The network canceled its long-running “American Idol” last year because of dwindling ratings and rising costs, only to see it snapped up by ABC for an early 2018 debut.
Fox Television Group CEO Dana Walden, announcing the new series Tuesday, said there’s room for a “fresh” take on the contest format as she defended the axing of “American Idol.”
While other shows are “more about celebrity panels and less about star-making,” Walden told a TV critics’ meeting, “The Four” will be the opposite.
“Our show begins where the others end,” she said, with four finalists pre-selected from auditions by a panel of industry experts. The singers will have to fend off weekly challenges from newcomers trying to replace them.

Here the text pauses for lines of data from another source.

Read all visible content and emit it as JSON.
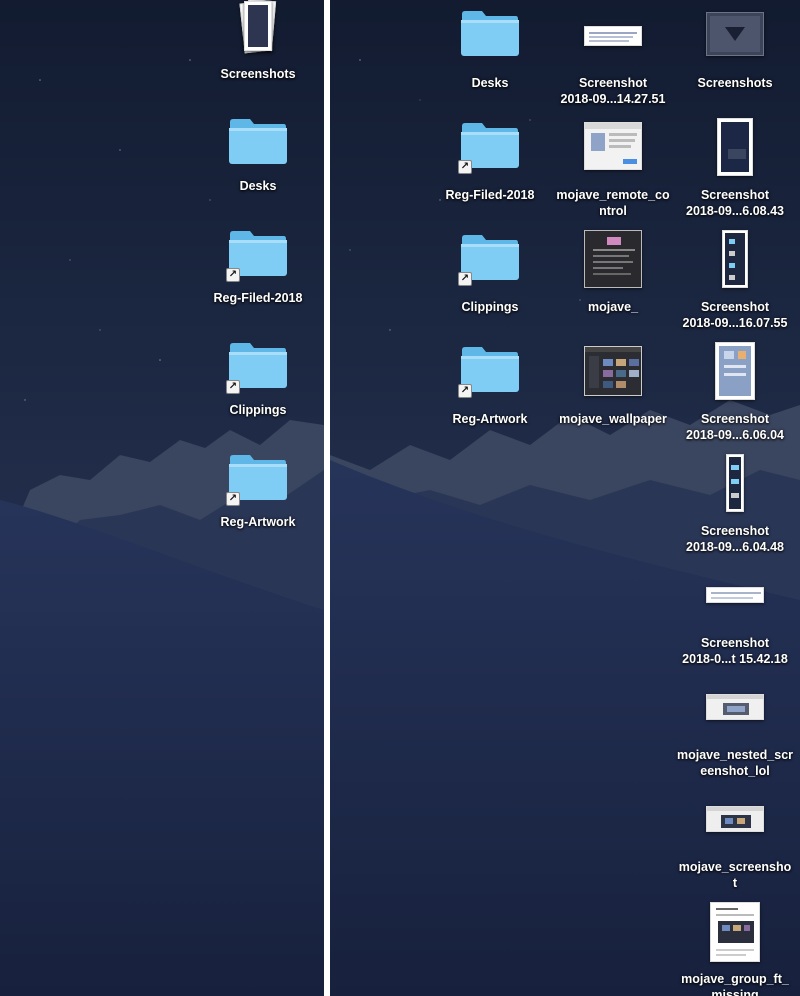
{
  "colors": {
    "sky_top": "#121b30",
    "sky_bottom": "#2c3b5c",
    "mountain_far": "#39445e",
    "mountain_near": "#243152",
    "dune": "#1c2746",
    "folder_blue": "#7fcdf5",
    "folder_tab": "#5fb7e8",
    "divider": "#ffffff",
    "label_text": "#ffffff"
  },
  "left_pane": {
    "items": [
      {
        "name": "Screenshots",
        "kind": "stack-icon"
      },
      {
        "name": "Desks",
        "kind": "folder-icon"
      },
      {
        "name": "Reg-Filed-2018",
        "kind": "alias-folder-icon"
      },
      {
        "name": "Clippings",
        "kind": "alias-folder-icon"
      },
      {
        "name": "Reg-Artwork",
        "kind": "alias-folder-icon"
      }
    ]
  },
  "right_pane": {
    "items": [
      {
        "name": "Desks",
        "kind": "folder-icon"
      },
      {
        "name": "Screenshot\n2018-09...14.27.51",
        "kind": "thumbnail-icon"
      },
      {
        "name": "Screenshots",
        "kind": "stack-icon"
      },
      {
        "name": "Reg-Filed-2018",
        "kind": "alias-folder-icon"
      },
      {
        "name": "mojave_remote_co\nntrol",
        "kind": "thumbnail-icon"
      },
      {
        "name": "Screenshot\n2018-09...6.08.43",
        "kind": "thumbnail-icon"
      },
      {
        "name": "Clippings",
        "kind": "alias-folder-icon"
      },
      {
        "name": "mojave_",
        "kind": "thumbnail-icon"
      },
      {
        "name": "Screenshot\n2018-09...16.07.55",
        "kind": "thumbnail-icon"
      },
      {
        "name": "Reg-Artwork",
        "kind": "alias-folder-icon"
      },
      {
        "name": "mojave_wallpaper",
        "kind": "thumbnail-icon"
      },
      {
        "name": "Screenshot\n2018-09...6.06.04",
        "kind": "thumbnail-icon"
      },
      {
        "name": "Screenshot\n2018-09...6.04.48",
        "kind": "thumbnail-icon"
      },
      {
        "name": "Screenshot\n2018-0...t 15.42.18",
        "kind": "thumbnail-icon"
      },
      {
        "name": "mojave_nested_scr\neenshot_lol",
        "kind": "thumbnail-icon"
      },
      {
        "name": "mojave_screensho\nt",
        "kind": "thumbnail-icon"
      },
      {
        "name": "mojave_group_ft_\nmissing",
        "kind": "thumbnail-icon"
      }
    ]
  }
}
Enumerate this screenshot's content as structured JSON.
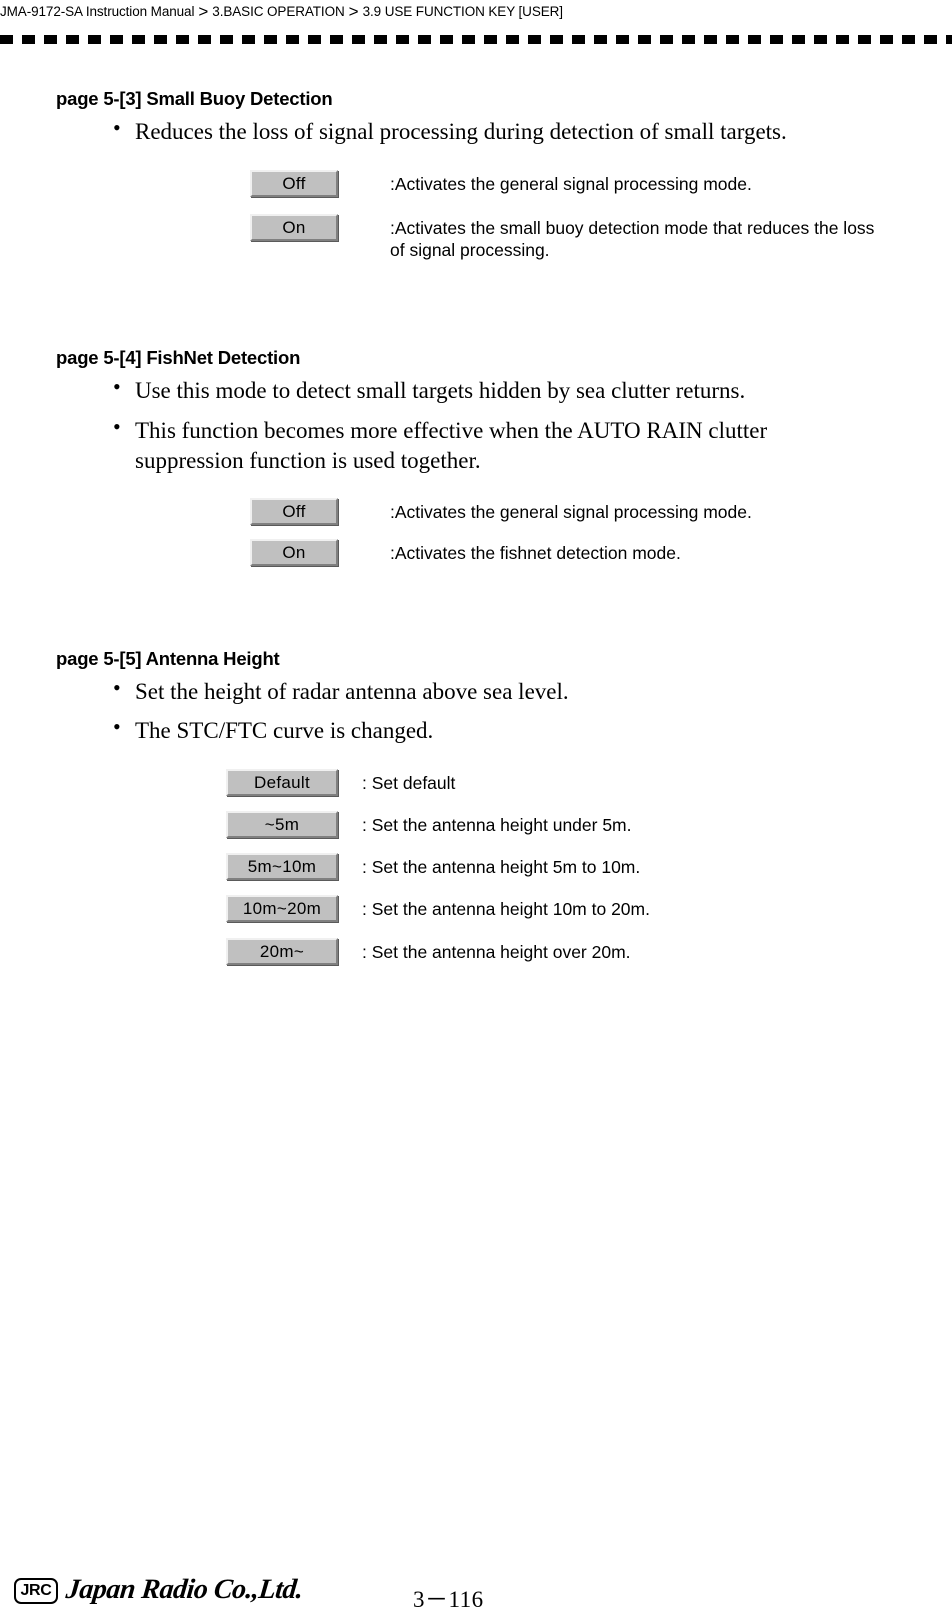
{
  "header": {
    "breadcrumb": [
      "JMA-9172-SA Instruction Manual",
      "3.BASIC OPERATION",
      "3.9  USE FUNCTION KEY [USER]"
    ],
    "separator": ">"
  },
  "colors": {
    "button_face": "#c0c0c0",
    "button_highlight": "#f0f0f0",
    "button_shadow": "#808080",
    "text": "#000000",
    "background": "#ffffff"
  },
  "sections": [
    {
      "title": "page 5-[3]  Small Buoy Detection",
      "bullets": [
        "Reduces the loss of signal processing during detection of small targets."
      ],
      "options": [
        {
          "button": "Off",
          "desc": ":Activates the general signal processing mode."
        },
        {
          "button": "On",
          "desc": ":Activates the small buoy detection mode that reduces the loss\nof signal processing."
        }
      ]
    },
    {
      "title": "page 5-[4]  FishNet Detection",
      "bullets": [
        "Use this mode to detect small targets hidden by sea clutter returns.",
        "This function becomes more effective when the AUTO RAIN clutter\nsuppression function is used together."
      ],
      "options": [
        {
          "button": "Off",
          "desc": ":Activates the general signal processing mode."
        },
        {
          "button": "On",
          "desc": ":Activates the fishnet detection mode."
        }
      ]
    },
    {
      "title": "page 5-[5]  Antenna Height",
      "bullets": [
        "Set the height of radar antenna above sea level.",
        "The STC/FTC curve is changed."
      ],
      "options": [
        {
          "button": "Default",
          "desc": ": Set default"
        },
        {
          "button": "~5m",
          "desc": ": Set the antenna height under 5m."
        },
        {
          "button": "5m~10m",
          "desc": ": Set the antenna height 5m to 10m."
        },
        {
          "button": "10m~20m",
          "desc": ": Set the antenna height 10m to 20m."
        },
        {
          "button": "20m~",
          "desc": ": Set the antenna height over 20m."
        }
      ]
    }
  ],
  "footer": {
    "logo_mark": "JRC",
    "company": "Japan Radio Co.,Ltd.",
    "page_number": "3－116"
  }
}
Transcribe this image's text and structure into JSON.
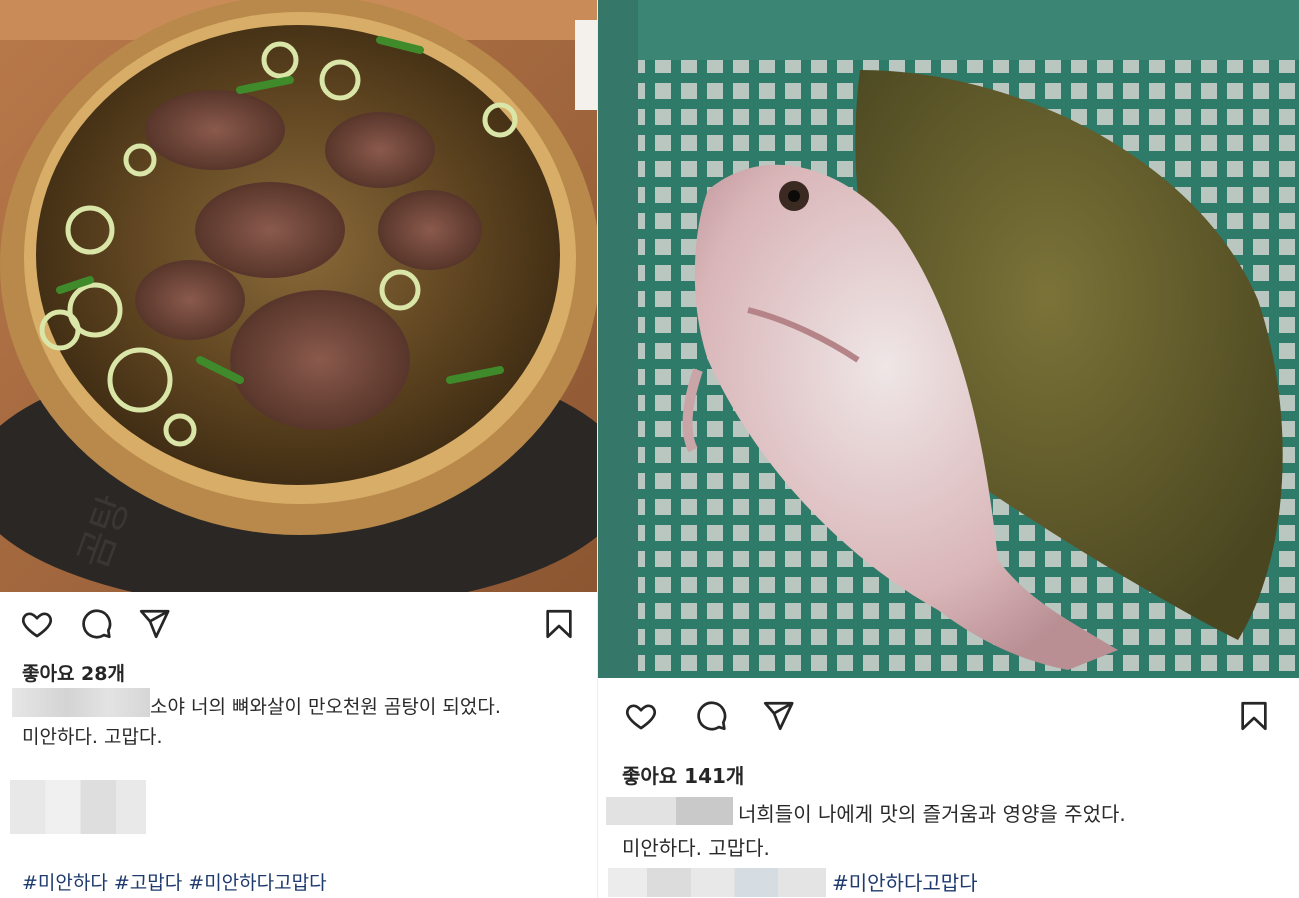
{
  "left_post": {
    "likes": "좋아요 28개",
    "caption_line1": "소야 너의 뼈와살이 만오천원 곰탕이 되었다.",
    "caption_line2": "미안하다. 고맙다.",
    "hashtags": "#미안하다 #고맙다 #미안하다고맙다",
    "icons": [
      "heart-icon",
      "comment-icon",
      "share-icon",
      "bookmark-icon"
    ]
  },
  "right_post": {
    "likes": "좋아요 141개",
    "caption_line1": "너희들이 나에게 맛의 즐거움과 영양을 주었다.",
    "caption_line2": "미안하다. 고맙다.",
    "hashtags": "#미안하다고맙다",
    "icons": [
      "heart-icon",
      "comment-icon",
      "share-icon",
      "bookmark-icon"
    ]
  },
  "colors": {
    "text": "#262626",
    "hashtag": "#1e3a6e",
    "blur_gray": "#d9d9d9"
  }
}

Viewers who believe they “have the goods” can upload an audition video and possibly go from sitting on their couch one week to competing the next, Walden said.
The show’s prize: a career guided by the show’s panel, which Fox indicated is likely to be drawn from music producers, songwriters and perhaps a pop star-mentor.
Like “American Idol,” which transferred a format tested in another country (Britain’s “Pop Idol”), “The Four” is based on an Israeli show.
Walden struck a confident tone about chances for “The Four” in a field that will include the “American Idol” reboot and current singing contest champ “The Voice,” which airs on NBC.
“I don’t anticipate that we’ll put it up against ‘Voice’ or ‘American Idol’ because we really believe in this show. We’re not developing it to just try to create some noise in the same space,” she said.
“The Four” will have a shorter season than other singing contests, part of the plan to make it an “event,” said Rob Wade, president of alternative programming for the Fox network.
Wade said the moment when a challenger auditions against a finalist is “brilliantly dramatic” and exciting. “It’s like ‘Game of Thrones,’ with better singing and less nudity,” he added.
There were no second thoughts expressed by Walden about calling it quits on “Idol,” although she said Fox was “taken aback” when producer FremantleMedia decided to bring it back so quickly after its much-hyped farewell season.
The series had become very expensive and its ratings had dropped to a fraction of what they were, creating “terrible” economics, she said. Fox tried and failed to work out a new format with the producer, she said.
When Fremantle put it back in the marketplace, ABC was more aggressive in picking it up, Walden said. Katy Perry was announced as a judge for the new “Idol,” with Ryan Seacrest returning as host.